Когда мы достигли отеля, темнота уже приступила к сгущению. «Ты должен оставаться в автомобиле», — сообщил я герою, потому что иначе отелевладелец мог узнать, что герой американец, а Отец сообщил мне, что они берут с американцев с излишком. «Почему?» — спросил он. Я сообщил ему, почему. «Откуда они узнают, что я американец?» — «Скажи ему, чтобы оставался в автомобиле, — сказал Дедушка. — А не то они возьмут с него дважды». — «Я усиливаюсь», — сообщил я ему. «Я бы хотел войти с тобой, — сказал герой. — Посмотреть, что за место». — «Зачем?» — «Просто посмотреть.
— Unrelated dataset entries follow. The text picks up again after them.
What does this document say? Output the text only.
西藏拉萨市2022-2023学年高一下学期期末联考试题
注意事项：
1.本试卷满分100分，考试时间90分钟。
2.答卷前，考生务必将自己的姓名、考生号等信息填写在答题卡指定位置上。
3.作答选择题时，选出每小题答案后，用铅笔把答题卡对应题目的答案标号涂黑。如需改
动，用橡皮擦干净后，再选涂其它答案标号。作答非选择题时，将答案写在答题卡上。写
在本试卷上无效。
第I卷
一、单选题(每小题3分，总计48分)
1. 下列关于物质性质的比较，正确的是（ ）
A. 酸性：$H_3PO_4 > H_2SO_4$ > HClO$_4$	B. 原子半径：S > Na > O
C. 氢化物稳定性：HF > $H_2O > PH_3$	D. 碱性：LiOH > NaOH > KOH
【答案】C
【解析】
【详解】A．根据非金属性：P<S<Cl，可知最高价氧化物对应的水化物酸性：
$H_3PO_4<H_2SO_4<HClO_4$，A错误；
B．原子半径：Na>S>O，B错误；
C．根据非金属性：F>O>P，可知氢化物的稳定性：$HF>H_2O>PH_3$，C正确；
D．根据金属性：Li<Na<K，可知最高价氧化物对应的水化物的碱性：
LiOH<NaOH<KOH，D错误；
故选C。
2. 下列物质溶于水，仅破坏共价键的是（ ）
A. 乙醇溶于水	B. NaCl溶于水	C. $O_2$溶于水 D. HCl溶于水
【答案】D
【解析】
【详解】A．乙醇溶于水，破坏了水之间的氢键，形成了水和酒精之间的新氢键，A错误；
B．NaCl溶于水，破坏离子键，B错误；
Увидеть, на что это похоже». — «Ты сможешь увидеть, на что это похоже, после того как нас поселят». — «Я бы предпочел сделать это сейчас», — сказал он, и я должен признаться, что он начинал быть у меня на нервах. «Хули ему еще непонятно?» — спросил Дедушка. «Он хочет войти со мной». — «Почему?» — «Потому что он американец». — «Ничего, если я войду?» — снова спросил он. Дедушка повернулся к нему и сказал мне: «Он платит. Если он хочет платить с излишком, пусть платит с излишком». Поэтому я прихватил его с собой, когда вошел в отель, чтобы заплатить за два номера. Если хотите знать, почему за два номера, то один был для нас с Дедушкой, а другой — для героя. Отец сказал, чтобы мы поступили именно так.

Когда мы вошли в отель, я сказал герою не разговаривать. «Не разговаривай», — сказал я. «Почему?» — спросил он. «Не разговаривай», — сказал я голосом, лишенным объемности. «Почему?» — спросил он. «Я тебя наставлю позднее. Шшшш». Но он продолжал осведомляться, почему ему нельзя разговаривать, и я был уверен, что отелевладелец его услышал. «Мне необходимо лицезреть ваши документы», — сказал отелевладелец. «Ему необходимо лицезреть твои документы», — сказал я герою. «Почему?» — «Дай их мне». — «Почему?» — «Если мы хотим иметь номер, он должен лицезреть наши документы». — «Я не понимаю». — «Здесь нечего понимать». — «Какая-нибудь проблема? — осведомился у меня отелевладелец. — Потому что это единственный отель в Луцке, который все еще обладает номерами в эту пору ночи. Вы желаете попробовать счастья на улице?»

Мне наконец удалось возобладать над героем, чтобы он дал мне документы. Он сохранял их в специальной сумочке у себя на ремне. Позднее он сообщил мне, что сумочка называется пидараской, и что пидараски в Америке не модны, и что он облачился в пидараску только потому, что так сказал ему путеводитель, который рекомендовал держать документы ближе к центру тела. Как я был уверен, отелевладелец взял с героя специальный иностранный тариф. Я не просветил об этом героя, потому что знал, что он начнет фабриковать запросы, покуда ему не придется платить четыре раза, а не два, или покуда мы не останемся вообще без номеров и будем вынуждены отойти на покой в автомобиле, к чему Дедушка уже и без того пристрастился.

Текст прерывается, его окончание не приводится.